As I write this, I can almost smell the kitchens of my childhood—those familiar aromas drifting through the streets of my hometown as I walked home from school. The spices, the sizzling, the sound of families gathering around their tables. Kids laughing in courtyards. Grandparents chatting over simmering pots. All those pieces of daily life stitched together into a kind of edible soundtrack.
Once home, I’d finish my homework and then it was time for dinner: our daily ritual to catch up on our day. Both my parents worked, but their schedules aligned just enough for us to eat together most nights. On weekends, we shared meals with our grandmothers. We’d end the evenings with sweet breads and hot chocolate before heading home—part sugar rush, part insurance policy to falling asleep in the car.
My paternal grandmother lived closer, so we’d spend hours playing with our cousins in her courtyard while the meal came together in her kitchen. Both of my grandmothers were incredible cooks, each with her own style. My Abuela Angela often requested me in the kitchen—not to scold me, but to teach me how to prepare my favorite foods. She wasn’t expressive with words, but she didn’t need to be. Her love came through her hands, through her recipes, through every single thing she placed on a plate.
My grandmothers, my parents, and so many others in my family shaped the food lover I am today. Their lessons traveled with me as I grew up, moved away, and built a life far from home. Their flavors became part of my identity—always there, always grounding me.

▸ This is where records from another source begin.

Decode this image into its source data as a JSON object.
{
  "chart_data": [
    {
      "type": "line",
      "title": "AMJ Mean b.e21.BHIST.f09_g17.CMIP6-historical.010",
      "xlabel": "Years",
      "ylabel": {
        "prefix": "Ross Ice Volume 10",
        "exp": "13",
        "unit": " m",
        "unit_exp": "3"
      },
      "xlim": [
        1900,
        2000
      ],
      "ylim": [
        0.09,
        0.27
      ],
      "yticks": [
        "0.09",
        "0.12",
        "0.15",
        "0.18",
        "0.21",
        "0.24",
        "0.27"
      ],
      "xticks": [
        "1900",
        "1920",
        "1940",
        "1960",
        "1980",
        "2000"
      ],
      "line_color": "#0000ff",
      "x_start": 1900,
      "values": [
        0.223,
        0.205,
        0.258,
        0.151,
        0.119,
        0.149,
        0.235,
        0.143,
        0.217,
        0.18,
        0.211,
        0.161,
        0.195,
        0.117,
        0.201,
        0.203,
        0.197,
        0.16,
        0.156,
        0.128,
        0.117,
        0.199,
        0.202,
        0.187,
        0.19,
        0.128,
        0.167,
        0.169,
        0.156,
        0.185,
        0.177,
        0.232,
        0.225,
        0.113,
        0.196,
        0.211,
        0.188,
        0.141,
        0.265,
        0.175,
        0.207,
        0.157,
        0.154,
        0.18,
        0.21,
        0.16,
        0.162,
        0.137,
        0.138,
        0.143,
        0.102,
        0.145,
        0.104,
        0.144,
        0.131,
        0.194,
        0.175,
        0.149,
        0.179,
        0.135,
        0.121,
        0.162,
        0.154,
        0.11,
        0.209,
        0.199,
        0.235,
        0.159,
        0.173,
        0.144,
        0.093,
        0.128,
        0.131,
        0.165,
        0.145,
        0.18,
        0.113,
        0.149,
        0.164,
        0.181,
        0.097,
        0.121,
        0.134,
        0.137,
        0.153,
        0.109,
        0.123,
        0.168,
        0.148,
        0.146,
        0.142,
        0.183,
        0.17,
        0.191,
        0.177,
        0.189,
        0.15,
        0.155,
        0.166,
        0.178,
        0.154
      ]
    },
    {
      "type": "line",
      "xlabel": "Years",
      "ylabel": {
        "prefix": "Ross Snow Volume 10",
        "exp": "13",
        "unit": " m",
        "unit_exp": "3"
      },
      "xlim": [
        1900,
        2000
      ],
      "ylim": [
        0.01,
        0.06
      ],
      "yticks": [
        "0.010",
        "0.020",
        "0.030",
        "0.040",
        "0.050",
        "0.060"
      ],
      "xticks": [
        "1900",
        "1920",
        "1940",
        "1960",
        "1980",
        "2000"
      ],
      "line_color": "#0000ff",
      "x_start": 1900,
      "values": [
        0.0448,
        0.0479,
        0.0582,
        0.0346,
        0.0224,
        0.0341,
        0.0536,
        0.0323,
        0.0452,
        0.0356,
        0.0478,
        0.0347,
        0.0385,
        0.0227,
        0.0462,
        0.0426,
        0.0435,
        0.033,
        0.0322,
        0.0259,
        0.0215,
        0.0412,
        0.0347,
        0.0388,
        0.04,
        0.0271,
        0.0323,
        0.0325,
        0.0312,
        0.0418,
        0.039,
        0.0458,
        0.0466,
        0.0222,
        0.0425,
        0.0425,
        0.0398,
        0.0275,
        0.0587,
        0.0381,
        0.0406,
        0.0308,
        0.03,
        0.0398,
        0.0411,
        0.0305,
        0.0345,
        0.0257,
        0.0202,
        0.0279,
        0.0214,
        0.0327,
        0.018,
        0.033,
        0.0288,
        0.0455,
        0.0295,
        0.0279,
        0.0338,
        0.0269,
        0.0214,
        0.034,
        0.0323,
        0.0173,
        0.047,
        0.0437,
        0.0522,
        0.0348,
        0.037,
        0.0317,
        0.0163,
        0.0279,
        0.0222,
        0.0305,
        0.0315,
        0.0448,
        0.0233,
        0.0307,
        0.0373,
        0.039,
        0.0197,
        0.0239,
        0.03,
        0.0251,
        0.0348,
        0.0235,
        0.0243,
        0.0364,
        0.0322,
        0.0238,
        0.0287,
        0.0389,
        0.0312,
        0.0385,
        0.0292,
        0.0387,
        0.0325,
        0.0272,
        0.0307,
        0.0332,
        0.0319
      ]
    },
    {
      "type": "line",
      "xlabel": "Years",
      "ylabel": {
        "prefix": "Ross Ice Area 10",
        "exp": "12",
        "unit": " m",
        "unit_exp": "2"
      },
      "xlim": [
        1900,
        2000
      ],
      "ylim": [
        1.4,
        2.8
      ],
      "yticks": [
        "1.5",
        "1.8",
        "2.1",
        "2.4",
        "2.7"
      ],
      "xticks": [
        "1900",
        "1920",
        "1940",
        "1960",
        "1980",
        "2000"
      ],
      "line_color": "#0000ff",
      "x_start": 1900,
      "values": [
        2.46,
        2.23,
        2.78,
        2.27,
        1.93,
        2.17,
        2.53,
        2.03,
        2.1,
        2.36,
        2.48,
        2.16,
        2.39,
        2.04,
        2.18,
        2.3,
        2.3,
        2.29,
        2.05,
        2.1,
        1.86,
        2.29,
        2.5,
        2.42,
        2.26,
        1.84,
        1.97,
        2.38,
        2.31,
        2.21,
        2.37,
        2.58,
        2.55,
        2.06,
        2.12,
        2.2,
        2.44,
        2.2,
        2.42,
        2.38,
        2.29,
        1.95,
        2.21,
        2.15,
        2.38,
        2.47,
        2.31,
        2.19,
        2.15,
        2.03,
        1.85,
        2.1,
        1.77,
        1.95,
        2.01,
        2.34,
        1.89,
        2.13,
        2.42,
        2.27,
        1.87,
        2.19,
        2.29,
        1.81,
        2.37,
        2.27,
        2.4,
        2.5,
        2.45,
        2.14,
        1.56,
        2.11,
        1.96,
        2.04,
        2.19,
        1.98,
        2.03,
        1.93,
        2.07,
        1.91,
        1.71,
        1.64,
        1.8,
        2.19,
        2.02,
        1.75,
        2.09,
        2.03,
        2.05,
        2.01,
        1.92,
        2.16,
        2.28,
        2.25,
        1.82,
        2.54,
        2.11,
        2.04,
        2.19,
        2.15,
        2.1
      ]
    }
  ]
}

And now, with a few more years (and spices) under my belt, my culinary world has only expanded. My taste buds roam increasingly far from home, yet they never forget where they started. Living in the U.S. Midwest means some ingredients are harder to find, but it also sparks creativity—figuring out how to coax familiar flavors from what’s available.

I vividly remember the first time I tried Indian curry. The blend of spices, peppers, and toasted aromatics pulled me straight back to my grandmother’s adobos. It made me wonder: how can two distant culinary worlds create flavors that feel like cousins?
The answer, of course, lives in our shared human history. Food and traditions cross borders. Scarcity forces innovation. Climate, colonization, trade routes, and migration leave their fingerprints on kitchens everywhere. Grinding seeds, toasting spices, building sauces—these are techniques you’ll find in kitchens from Mesoamerica to South Asia. I’m not claiming that mole came from curry, or curry from mole. Indigenous cooks in Mesoamerica were grinding chiles and seeds long before colonization, and curries existed long before that. What I am saying is this: when we stay curious, food reveals how connected we’ve always been.
Because food has a way of inviting everyone to the same table—and making us all feel at home.
Mesa Confessions: I’ll admit it… I absolutely judge the harmony of a relationship based on what happens in the kitchen. If a dish fails spectacularly, a tiny, superstitious part of me wonders if the universe is trying to send a message. What can I say? Some people read tarot; I read food.